Hundreds of bodies stretched around Monument Circle
. Young and old and everything in between, masses of people listen intently as they are told to position their elbows over their heads. And then it is heard. One simultaneous exhale of breath, and everyone is linked.
The second annual Monumental Yoga
event, organized by the Athenaeum Foundation
, brought together yoga enthusiasts and newbies from across Indiana in celebration of the summer solstice. Cassie Stockamp
, president of the Foundation, created the annual event last year after being inspired by photographs of a similar mass yoga class in Times Square.
"I kept dropping hints until it happened," recalls the yoga instructor. "My motivation was to create a free open class to bring Indianapolis's yoga community together."
Yoga practitioners, or yogis, draw motivation from a wide variety of sources
. Some see it as an exercise, with proven health benefits ranging from increased flexibility to weight loss. Others treat it as a sort of meditation, reducing stress through structured relaxation. But to many, yoga is an art form, a combination of all of the above to nourish a sound mind and body.
"In yoga, the physical takes you to the mental," explains Stockamp, describing the practice as a holistic experience.
Regardless of their relationship or experience with yoga, the summer solstice found yogis of all ages and levels engaged in a community-wide yoga class in the heart of Indiana.

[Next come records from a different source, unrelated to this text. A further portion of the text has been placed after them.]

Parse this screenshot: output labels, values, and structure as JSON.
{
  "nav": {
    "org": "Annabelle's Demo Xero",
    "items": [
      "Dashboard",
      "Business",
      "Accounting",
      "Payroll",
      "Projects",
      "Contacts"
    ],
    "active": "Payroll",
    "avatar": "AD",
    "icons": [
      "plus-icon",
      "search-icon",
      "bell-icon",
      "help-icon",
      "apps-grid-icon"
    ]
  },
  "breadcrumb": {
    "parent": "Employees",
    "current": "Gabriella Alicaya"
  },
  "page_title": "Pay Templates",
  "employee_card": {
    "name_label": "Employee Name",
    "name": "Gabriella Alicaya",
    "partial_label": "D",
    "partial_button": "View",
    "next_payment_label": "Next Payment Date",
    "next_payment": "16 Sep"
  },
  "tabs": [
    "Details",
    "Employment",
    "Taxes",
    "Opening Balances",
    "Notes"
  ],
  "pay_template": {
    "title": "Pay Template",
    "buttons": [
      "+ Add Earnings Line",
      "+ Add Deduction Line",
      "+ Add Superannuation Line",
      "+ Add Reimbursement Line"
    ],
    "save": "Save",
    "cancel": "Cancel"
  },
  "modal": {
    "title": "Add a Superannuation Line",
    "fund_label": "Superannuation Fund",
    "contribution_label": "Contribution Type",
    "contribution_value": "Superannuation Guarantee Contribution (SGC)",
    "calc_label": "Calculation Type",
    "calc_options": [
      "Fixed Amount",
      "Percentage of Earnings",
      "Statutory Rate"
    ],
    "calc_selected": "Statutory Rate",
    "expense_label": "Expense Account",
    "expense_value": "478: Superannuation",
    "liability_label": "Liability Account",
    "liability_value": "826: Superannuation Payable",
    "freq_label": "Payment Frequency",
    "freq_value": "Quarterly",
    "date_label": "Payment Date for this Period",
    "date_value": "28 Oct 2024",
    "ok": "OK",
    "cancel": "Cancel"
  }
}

Traveling all the way from Muncie, yogis Kari Ann and Angie, both relatively new to the yoga scene with only about two years experience between the two of them, came with a few others from their class after prompting from their teacher's Facebook posting.
"We do yoga for the serenity," says Kari Ann. "It's much easier than we thought."
"Yoga is so accepting of everyone," adds Angie. "And today is just us sharing yoga with a bunch of like-minded people."
Before the hour-long yoga class began, activities were offered on the circle. Sponsor booths decorated the edges of the scene. Yoga studios from around the city passed out coupons for free sessions. Boutiques offered selections of yoga gear to purchase. Calming music was played from the booth for the upcoming music and yoga festival, Serendipity Fest
Of the activities offered, some were certainly more strenuous than others. Hula hoopers Brooke and Alli demonstrated another way to practice yoga, dancing and moving with the hoops, inviting children and adults alike to join them.
"I teach a hoop-yoga fusion class," says Alli, who started yoga when pregnant. "The hoops can help isolate the body and assist with positioning."
Brooke, though new to yoga, has been hooping for 4 years, describing it as more of a social activity. "My best friend and I did it together, and it just got popular fast," she says.
Though the event was free, it was also a fundraiser. Donations were collected throughout for two charities: Mighty Lotus
and Fight for Life
. Both charity organizations work toward bringing yoga into schools and other places that might not have the means to practice yoga. Fittingly, this year's Monumental Yoga saw the addition of a children's section, again bringing all members of the community together.
This year's summer solstice celebration had the same theme as the last: to share the practice of yoga and bring members of the community together forming camaraderie between people and studios.
The Monumental Yoga event saw a mass of people from across Indiana coming together with a common mindset. Regardless of their experience, motivation, or background, every participant came together in those few movements. In bringing together the mind and body of each individual, yoga facilitated the building of a community.